Mikulov liegt in Südmähren nahe der österreichischen Grenze und zählt zu jenen tschechischen Orten, die in Literatur und Kultur immer wieder als Schauplatz für Beobachtungen zwischen Provinz, Geschichte und Gegenwart auftauchen. Rubinowitz setzt genau dort an und macht aus dem Aufenthalt selbst das Thema: Was erwartet ein Autor bei einem Schreibauftrag, was muss er mitbringen, was soll am Ende daraus entstehen?
Der Text arbeitet mit der Unsicherheit des Beobachters. Rubinowitz fragt nicht nur nach dem Ort, sondern auch nach der Rolle des Schreibenden. Muss man wissen, wo Mikulov liegt, und hilft Vertrautheit überhaupt beim Schreiben? Oder ist das bewusste Sich-ahnungslos-Stellen eher eine Methode, um auf einen Ort anders zu schauen? Diese Fragen ziehen sich als Leitmotiv durch den Beitrag.

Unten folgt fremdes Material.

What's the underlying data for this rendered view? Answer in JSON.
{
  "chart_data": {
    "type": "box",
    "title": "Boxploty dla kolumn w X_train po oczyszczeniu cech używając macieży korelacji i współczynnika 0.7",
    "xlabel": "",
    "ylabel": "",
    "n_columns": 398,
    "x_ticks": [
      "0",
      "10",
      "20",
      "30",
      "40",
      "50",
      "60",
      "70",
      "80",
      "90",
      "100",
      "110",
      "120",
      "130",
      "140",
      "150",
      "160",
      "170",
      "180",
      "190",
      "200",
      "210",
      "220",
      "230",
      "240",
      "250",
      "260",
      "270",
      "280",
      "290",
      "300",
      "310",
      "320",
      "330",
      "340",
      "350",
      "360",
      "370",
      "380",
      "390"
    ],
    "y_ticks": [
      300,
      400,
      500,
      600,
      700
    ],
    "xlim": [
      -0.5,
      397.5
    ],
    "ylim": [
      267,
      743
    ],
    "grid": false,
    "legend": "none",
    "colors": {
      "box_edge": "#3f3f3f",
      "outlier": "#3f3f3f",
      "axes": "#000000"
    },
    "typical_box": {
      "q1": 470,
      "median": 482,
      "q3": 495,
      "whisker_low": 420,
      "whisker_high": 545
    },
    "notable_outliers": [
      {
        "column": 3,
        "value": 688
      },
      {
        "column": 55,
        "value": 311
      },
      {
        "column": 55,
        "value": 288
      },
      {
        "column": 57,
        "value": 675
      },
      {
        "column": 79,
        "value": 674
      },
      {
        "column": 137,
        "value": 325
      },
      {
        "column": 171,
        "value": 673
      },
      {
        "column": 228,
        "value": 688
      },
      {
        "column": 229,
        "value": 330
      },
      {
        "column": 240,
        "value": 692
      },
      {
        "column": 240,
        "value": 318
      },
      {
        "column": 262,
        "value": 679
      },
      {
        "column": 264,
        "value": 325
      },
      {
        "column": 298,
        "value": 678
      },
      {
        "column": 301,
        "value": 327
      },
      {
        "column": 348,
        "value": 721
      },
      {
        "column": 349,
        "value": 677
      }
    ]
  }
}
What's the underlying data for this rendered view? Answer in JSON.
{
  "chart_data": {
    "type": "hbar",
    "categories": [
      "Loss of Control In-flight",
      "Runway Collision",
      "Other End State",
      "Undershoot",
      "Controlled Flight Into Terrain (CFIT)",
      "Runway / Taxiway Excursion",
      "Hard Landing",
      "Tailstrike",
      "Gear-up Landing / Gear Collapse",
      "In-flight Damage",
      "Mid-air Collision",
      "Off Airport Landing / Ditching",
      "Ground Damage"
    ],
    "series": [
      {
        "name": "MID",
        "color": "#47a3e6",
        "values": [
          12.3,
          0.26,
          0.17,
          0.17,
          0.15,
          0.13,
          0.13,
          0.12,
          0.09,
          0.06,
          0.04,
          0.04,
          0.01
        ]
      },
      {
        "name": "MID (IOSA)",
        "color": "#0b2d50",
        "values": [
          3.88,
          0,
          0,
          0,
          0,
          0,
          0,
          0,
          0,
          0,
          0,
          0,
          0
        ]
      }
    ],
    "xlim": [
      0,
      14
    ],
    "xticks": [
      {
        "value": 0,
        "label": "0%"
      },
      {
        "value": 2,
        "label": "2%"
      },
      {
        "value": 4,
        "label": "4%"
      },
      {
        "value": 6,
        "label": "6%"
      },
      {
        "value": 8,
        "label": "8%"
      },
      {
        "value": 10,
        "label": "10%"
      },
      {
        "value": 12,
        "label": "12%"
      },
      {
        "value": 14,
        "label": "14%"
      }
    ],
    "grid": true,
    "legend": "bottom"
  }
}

Der Aufenthalt fällt in eine Phase, in der Tschechien als Schwerpunktland der Frankfurter Buchmesse im Herbst besondere kulturelle Aufmerksamkeit erhält. Rubinowitz’ Blick auf Mikulov fügt sich damit in ein größeres literarisches Umfeld, in dem tschechische Gegenwart und historische Räume verstärkt wahrgenommen werden. Der Beitrag selbst bleibt jedoch sehr persönlich und beobachtend: weniger Reportage als literarische Selbstbefragung.
Gerade darin liegt der Reiz des Textes. Rubinowitz macht aus dem vermeintlich kleinen Anlass eines Schreibaufenthalts eine Erkundung darüber, wie Literatur aus Ort, Situation und Unsicherheit entstehen kann. Mikulov wird dabei nicht zum bloßen Hintergrund, sondern zum Ausgangspunkt für eine Reflexion über das Schreiben selbst.